本曲雖屬於標題音樂,但決不是針對某一特定事件或某一特殊個人的感情描寫,隻是以抽象手法表現人類共同具有的悲愴情緒而已。因此有的樂評家認為,本曲不應視為純粹的標題音樂。
全曲共分為四個樂章:
第一樂章 慢板,轉不很快的快板,b小調,4/4拍子,奏鳴曲形式。序奏為慢板,低音提琴以空虛的重音作為引子,由低音管在低音區演奏出呻吟般的旋律,其他樂器則如歎息般地繼續。樂曲自開始就籠罩在一種煩躁不安的陰沉氣氛中。主部的第一主題快速而富節奏感地奏出,給人以苦惱、不安和焦燥的印象。之後樂曲的速度旋即轉成行板,第二主題哀愁而美麗,有如暫時拋卻苦惱而沉入幻想中一般。本樂章的終結部十分柔美、溫和,旋律在平靜的伴奏下伸展,形成謎一樣的結尾。
第一樂章時而低沉而有些焦躁,想是失意時的消沉;時而悠揚浪漫,想是美好的少年時生活;時而輝煌而有氣勢,想是充滿動力和信心。這一樂章描述的是少年意氣的時候吧,曾經對未來充滿了希望,自豪於自己的才能,躍躍欲試。然而這隻是他的回憶,回憶到美好的往事他自己也會忍不住露出了笑容,更多的時候,他以一個預言者的身份為自己的往事歎息,那是的少年意氣,怎之未來諸事之不順,怎知心靈受到怎樣的創傷?似乎柴可夫斯基的晚年有著精神上的痛苦,這種痛苦化為音符貫穿交響樂的始終,是嘈雜的不合諧音,將這份痛苦又帶給了聽者。
第二樂章 溫柔的快板,D大調,5/4拍子。自始自終 一貫單純的色彩,其構想似乎來自俄羅斯民謠。5/4拍子的分配方式為, 各小節的前半部分為二拍,後半部分為三拍,形成了不安定而又稍快的音樂,全樂章呈現出昏暗、低迷的狀態。主部的主要旋律具有舞蹈般的節奏,卻又蕩漾著一絲不安的空虛感。

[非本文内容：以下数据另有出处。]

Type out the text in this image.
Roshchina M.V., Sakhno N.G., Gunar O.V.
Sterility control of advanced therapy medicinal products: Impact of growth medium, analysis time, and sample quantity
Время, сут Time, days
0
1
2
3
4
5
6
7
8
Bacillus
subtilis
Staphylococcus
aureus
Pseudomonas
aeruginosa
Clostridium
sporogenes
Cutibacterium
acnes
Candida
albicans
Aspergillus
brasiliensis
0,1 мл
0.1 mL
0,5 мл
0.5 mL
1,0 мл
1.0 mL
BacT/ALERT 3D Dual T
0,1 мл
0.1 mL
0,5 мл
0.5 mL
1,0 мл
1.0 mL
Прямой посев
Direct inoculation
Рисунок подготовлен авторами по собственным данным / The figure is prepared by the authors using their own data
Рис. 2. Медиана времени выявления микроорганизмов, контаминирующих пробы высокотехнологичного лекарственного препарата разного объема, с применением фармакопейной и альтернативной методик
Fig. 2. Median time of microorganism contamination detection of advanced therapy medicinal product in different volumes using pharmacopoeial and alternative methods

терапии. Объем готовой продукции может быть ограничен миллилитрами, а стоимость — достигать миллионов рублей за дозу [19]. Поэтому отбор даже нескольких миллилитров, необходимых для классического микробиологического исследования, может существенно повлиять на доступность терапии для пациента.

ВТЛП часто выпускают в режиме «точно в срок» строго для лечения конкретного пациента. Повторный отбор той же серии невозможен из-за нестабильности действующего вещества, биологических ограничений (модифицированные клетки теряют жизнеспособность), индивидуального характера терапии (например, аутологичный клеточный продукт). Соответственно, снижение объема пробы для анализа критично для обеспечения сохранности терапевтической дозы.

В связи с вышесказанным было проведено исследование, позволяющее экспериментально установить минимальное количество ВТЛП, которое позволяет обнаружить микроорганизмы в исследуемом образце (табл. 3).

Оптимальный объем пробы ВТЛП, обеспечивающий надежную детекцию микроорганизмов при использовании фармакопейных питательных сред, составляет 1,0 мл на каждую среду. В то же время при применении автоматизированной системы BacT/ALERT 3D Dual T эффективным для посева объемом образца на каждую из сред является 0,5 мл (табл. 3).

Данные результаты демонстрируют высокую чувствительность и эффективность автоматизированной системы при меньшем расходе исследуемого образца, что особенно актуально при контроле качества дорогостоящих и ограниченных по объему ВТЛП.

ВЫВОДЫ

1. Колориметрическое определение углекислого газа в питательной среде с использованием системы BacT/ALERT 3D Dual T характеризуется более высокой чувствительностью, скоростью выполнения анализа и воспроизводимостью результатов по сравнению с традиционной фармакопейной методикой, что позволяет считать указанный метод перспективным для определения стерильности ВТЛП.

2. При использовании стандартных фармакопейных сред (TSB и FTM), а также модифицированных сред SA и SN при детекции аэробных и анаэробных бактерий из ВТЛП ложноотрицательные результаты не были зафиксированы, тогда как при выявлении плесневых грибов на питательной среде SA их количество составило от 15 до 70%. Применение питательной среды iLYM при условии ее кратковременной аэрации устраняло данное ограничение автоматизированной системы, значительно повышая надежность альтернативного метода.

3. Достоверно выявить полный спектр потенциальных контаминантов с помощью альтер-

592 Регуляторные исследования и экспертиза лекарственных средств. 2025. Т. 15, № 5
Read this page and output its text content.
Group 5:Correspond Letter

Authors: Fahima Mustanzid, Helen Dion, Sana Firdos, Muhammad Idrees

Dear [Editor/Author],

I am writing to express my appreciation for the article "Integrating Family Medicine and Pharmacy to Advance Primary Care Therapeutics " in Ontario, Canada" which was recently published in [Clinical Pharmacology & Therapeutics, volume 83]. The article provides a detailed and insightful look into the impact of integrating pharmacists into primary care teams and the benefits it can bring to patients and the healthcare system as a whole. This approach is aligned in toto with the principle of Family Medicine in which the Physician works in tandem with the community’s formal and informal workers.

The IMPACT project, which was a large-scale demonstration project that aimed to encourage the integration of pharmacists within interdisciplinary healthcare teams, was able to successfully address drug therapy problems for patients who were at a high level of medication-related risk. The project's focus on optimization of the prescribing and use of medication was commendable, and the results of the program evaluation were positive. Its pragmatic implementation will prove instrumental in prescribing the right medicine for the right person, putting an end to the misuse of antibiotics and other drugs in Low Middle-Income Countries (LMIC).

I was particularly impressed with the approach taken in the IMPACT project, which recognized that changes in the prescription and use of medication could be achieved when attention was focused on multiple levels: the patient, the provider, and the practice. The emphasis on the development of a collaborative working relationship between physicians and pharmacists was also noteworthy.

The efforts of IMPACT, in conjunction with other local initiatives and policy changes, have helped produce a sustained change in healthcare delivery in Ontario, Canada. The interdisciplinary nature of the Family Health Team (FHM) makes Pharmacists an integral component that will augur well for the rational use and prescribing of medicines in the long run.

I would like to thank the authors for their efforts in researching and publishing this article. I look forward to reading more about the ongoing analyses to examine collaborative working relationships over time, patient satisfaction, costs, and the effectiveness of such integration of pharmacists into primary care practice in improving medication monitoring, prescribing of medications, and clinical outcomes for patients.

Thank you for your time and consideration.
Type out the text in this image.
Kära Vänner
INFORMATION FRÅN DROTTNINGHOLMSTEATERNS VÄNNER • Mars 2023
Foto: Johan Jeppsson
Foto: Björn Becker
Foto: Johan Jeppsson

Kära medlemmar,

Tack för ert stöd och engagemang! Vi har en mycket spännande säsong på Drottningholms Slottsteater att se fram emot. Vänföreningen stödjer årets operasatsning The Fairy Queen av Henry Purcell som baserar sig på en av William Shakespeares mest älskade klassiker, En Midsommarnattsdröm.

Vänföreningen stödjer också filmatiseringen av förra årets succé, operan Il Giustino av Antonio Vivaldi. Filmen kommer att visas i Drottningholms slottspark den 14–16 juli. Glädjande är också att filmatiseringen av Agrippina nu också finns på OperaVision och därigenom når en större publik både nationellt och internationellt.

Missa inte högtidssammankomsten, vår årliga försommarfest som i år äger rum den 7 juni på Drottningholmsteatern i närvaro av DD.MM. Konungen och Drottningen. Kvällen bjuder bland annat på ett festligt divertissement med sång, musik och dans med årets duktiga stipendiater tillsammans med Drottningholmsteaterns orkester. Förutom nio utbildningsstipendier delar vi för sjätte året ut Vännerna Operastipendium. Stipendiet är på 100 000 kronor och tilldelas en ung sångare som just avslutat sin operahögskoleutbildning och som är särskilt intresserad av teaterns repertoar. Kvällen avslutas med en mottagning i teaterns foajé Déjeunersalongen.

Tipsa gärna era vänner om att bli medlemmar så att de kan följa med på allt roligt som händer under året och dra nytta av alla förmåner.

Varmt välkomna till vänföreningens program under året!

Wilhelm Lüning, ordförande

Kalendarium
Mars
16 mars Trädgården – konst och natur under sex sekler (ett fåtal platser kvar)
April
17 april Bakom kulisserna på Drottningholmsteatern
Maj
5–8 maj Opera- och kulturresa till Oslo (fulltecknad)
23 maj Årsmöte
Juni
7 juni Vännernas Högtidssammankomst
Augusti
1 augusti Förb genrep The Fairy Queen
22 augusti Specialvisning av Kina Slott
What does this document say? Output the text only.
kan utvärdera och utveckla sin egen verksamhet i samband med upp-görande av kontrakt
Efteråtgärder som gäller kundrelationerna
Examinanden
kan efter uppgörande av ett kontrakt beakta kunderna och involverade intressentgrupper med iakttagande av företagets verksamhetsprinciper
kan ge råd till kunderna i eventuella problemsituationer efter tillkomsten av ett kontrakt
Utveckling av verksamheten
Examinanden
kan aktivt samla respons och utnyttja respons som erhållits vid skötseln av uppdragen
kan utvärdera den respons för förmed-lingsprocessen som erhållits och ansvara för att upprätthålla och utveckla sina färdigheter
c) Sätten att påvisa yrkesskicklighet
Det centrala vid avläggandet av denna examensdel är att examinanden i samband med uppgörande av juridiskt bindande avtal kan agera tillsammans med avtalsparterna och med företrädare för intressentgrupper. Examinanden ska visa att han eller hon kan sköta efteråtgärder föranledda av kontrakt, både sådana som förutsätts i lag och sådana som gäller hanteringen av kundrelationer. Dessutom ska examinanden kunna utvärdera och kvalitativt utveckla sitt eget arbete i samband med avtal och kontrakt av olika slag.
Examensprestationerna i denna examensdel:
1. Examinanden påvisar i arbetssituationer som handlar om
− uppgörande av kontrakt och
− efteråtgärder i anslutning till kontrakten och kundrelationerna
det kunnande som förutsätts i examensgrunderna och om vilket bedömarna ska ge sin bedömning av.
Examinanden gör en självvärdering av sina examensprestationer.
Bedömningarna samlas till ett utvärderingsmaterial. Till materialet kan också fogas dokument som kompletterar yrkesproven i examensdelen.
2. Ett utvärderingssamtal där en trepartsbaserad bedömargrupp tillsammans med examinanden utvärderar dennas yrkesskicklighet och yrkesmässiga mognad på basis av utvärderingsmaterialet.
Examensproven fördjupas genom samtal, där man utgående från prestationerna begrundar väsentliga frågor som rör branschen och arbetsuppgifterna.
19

第二部分是愛情。想到愛情,都是甜美的吧。用一支優美的圓舞曲來詮釋真是再恰當不過了。雖然柴可夫斯基的愛情沒有完美的結局,但是有愛情存在,終究是甜美的吧。但是甜美之中卻有一絲陰霾,令他心痛。一個不得相見,卻又斷了援助;另一個隻會令他痛苦。在他生命的最後,再想到愛情,依然是複雜、矛盾的。
第三樂章 甚活潑的快板,G大調,4/4拍子,諧謔曲與進行曲混合而無發展部的奏鳴曲式。這一樂章的主要內容反映了人們四處奔忙、積極生活的景象,有人認為這一樂章體現出作者對過去的回憶。本樂章第一主題為諧謔曲式,輕快、活潑,與前兩個樂章的主題形成對比。 樂章的第二主題很像意大利南部的一種民族舞蹈音樂——塔蘭泰拉舞曲,其主要旋律具有戰鬥般的感覺,但這一主題在進行曲般的旋律中,並沒有明朗、快活的氣息,反而呈現出一種悲壯感。 這一主題旨在表現人類的苦惱爆發時,所發泄出的反抗力量。 此部分略經擴展後,再次出現詼諧曲主題而達到高潮。緊接著進行曲主題再現,樂章的終結部便在進行曲主題片斷堆積的形態下強烈地結束。
第三部分是失望。狂舞的音符,由遠及近,又突然消失。像軍隊行進大概是他的失望後的反抗與鬥爭吧,我聽不懂。旋律越來越激烈,最後的大鼓似乎象征著倒塌。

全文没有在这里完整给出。